In 2009 the disease, which is thought to have begun with infected plants from Georgia that were sold in big-box stores, devastated tomato plants throughout the Northeast, said the farmer, and he was forced to pull 8,000 plants when it first appeared at Quail Hill. “Spores can travel 30 miles,” he said. “You have to remove and smother the plants right away,” said Ms. Greene.”
Before that cold and rainy year, said Mr. Chaskey, late blight was not common, but this year is the third out of four that it has affected the farm. He advised home gardeners to buy their seedlings locally, where they know what they are getting.

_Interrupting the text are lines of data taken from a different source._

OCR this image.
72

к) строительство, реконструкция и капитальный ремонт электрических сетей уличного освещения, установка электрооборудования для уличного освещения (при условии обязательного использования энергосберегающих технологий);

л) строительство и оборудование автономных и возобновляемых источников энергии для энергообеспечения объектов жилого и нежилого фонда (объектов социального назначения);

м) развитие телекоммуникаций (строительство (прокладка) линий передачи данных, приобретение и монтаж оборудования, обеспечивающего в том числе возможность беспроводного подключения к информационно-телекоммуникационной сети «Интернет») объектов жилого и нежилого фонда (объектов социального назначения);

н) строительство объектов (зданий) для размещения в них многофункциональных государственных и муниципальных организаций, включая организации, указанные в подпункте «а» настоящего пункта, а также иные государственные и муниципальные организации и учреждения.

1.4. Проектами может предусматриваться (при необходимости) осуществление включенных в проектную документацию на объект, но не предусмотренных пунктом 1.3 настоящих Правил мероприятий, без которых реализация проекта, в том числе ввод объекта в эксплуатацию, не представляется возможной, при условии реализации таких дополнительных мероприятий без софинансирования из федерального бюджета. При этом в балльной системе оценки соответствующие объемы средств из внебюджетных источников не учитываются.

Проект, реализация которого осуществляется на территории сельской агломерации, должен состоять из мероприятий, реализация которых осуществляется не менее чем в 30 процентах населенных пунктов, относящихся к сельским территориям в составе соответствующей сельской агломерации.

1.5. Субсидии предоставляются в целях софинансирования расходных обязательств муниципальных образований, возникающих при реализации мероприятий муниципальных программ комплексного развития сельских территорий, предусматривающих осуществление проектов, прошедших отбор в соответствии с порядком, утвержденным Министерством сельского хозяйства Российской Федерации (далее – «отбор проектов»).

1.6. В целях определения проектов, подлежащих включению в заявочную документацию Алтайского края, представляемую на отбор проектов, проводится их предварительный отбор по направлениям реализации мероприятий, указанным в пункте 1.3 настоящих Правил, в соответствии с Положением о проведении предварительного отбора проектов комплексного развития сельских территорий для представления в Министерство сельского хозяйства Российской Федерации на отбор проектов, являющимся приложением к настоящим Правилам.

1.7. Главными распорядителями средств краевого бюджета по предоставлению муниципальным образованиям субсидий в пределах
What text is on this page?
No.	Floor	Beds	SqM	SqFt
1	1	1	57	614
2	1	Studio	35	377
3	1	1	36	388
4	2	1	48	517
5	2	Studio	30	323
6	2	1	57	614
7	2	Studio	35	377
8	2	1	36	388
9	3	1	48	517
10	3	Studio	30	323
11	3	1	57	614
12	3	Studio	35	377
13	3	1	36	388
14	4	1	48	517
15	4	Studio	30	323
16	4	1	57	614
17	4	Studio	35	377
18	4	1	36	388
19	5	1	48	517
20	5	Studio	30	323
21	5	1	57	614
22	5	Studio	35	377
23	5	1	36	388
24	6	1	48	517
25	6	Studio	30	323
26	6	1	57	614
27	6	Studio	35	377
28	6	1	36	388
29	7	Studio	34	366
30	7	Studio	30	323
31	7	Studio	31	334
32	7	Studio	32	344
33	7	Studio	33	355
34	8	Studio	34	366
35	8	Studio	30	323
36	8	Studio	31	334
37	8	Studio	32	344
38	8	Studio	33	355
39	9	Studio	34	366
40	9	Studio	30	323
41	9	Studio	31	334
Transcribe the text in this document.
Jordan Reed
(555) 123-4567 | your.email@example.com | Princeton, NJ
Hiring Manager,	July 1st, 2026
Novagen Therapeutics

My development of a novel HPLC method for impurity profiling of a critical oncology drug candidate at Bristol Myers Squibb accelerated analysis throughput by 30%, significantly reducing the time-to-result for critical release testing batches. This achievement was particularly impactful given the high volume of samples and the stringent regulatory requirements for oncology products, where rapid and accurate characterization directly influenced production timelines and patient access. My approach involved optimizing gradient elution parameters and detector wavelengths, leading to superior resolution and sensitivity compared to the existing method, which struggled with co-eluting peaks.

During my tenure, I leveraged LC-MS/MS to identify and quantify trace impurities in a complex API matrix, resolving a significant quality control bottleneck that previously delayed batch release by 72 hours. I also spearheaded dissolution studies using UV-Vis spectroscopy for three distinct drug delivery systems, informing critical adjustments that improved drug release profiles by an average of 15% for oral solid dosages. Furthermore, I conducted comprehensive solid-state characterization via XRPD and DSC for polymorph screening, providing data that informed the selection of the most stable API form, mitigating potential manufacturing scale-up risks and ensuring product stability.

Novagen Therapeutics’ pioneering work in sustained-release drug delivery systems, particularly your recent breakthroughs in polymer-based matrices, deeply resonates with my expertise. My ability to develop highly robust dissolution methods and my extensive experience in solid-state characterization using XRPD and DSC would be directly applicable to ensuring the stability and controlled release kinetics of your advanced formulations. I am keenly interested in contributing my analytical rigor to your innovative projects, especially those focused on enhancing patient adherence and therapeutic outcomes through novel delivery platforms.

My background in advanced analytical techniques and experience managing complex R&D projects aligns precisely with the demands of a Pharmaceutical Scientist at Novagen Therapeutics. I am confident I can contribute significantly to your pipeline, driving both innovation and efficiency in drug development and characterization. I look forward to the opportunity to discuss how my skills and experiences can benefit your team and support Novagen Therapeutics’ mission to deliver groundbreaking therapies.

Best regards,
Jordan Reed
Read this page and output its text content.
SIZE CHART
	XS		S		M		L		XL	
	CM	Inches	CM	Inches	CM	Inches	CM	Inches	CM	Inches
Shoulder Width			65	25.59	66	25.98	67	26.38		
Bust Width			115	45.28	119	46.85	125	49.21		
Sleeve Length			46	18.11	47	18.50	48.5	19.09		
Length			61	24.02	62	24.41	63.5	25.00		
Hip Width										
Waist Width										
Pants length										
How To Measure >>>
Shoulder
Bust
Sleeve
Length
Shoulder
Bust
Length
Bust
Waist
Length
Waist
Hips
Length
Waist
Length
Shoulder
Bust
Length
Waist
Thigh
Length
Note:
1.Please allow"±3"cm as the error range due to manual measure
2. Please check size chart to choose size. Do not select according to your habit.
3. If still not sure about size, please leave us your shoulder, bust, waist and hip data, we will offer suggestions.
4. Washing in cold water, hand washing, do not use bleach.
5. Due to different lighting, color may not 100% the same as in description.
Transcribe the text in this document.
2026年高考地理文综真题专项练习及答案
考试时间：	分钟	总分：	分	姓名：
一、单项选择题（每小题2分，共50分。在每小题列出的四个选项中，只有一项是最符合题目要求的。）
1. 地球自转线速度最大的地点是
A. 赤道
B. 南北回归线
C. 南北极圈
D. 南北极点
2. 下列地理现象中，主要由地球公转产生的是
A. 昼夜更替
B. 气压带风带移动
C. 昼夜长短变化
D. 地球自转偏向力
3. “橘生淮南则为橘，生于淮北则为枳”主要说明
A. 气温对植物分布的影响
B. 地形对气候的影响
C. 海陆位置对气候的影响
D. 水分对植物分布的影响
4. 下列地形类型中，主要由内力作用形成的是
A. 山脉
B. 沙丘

The signs of the disease are “pretty obvious,” said Mr. Chaskey on Monday, as he pointed out affected leaves and fruit in a Quail Hill tomato patch. “The fruit can’t ripen. Instead, it turns black and rots on the vine.” The pathogen also shows up on the backs of leaves as a black spot that is sometimes surrounded by a white mold.
Four hundred pounds of San Marzano plum tomatoes, a variety much prized by professional chefs that is used for making sauce, survived and have been harvested.
Meg McGrath, an associate professor at the Cooperative Extension, said the blight has been seen as far west as Brentwood. Beginning in 2009, she said, “one small start wound up hitting all of Long Island.”
As for a remedy, Ms. McGrath said conventional farmers use fungicides, but “it is a hard disease to control.” Both conventional and organic farmers ground-spray to start with, but once late blight is confirmed they try stronger, more targeted treatments. “It gets expensive,” she said.
Quail Hill plants its tomatoes in many different places and rotates its crops, which worked well for a while, said Mr. Chaskey. He sprays copper, an organic substance, both as a preventive and a treatment. Late blight is a strong pathogen, he said. “It’s what caused the Irish potato famine.” He would like to see more research into alternative methods.
Marilee Foster, a Sagaponack farmer, uses fungicides and ties up tomato plants so the leaves don’t touch the ground. Since late blight loves moisture, she said, she tries to give the plants “as much sun as possible.” Last year she tried copper, which attacks the blight topically, but she wasn’t pleased with the results. She knew it would be worse this year because of the mild winter, she said, explaining that low temperatures kill spores.
“I lost minimally,” said Ms. Foster, “because I reduced the variety of tomatoes I grow.” It was actually a stellar tomato year, she said — a good yield of mostly heirlooms.
Molly Channing, who grows 60 varieties of tomatoes on land adjacent to the Channing Daughters Winery in Bridgehampton, thinks she may be “the only one out here that doesn’t have it . . . I am grateful, extremely lucky.” She specializes in organic heirlooms, the most fragile of all. The last few years she was not so lucky.
“We sprayed copper on the tomatoes when we heard, a long time ago,” Ms. Channing reported. “We didn’t want to use anything toxic. My customers expect organic heirlooms, so it was that or lose the crop.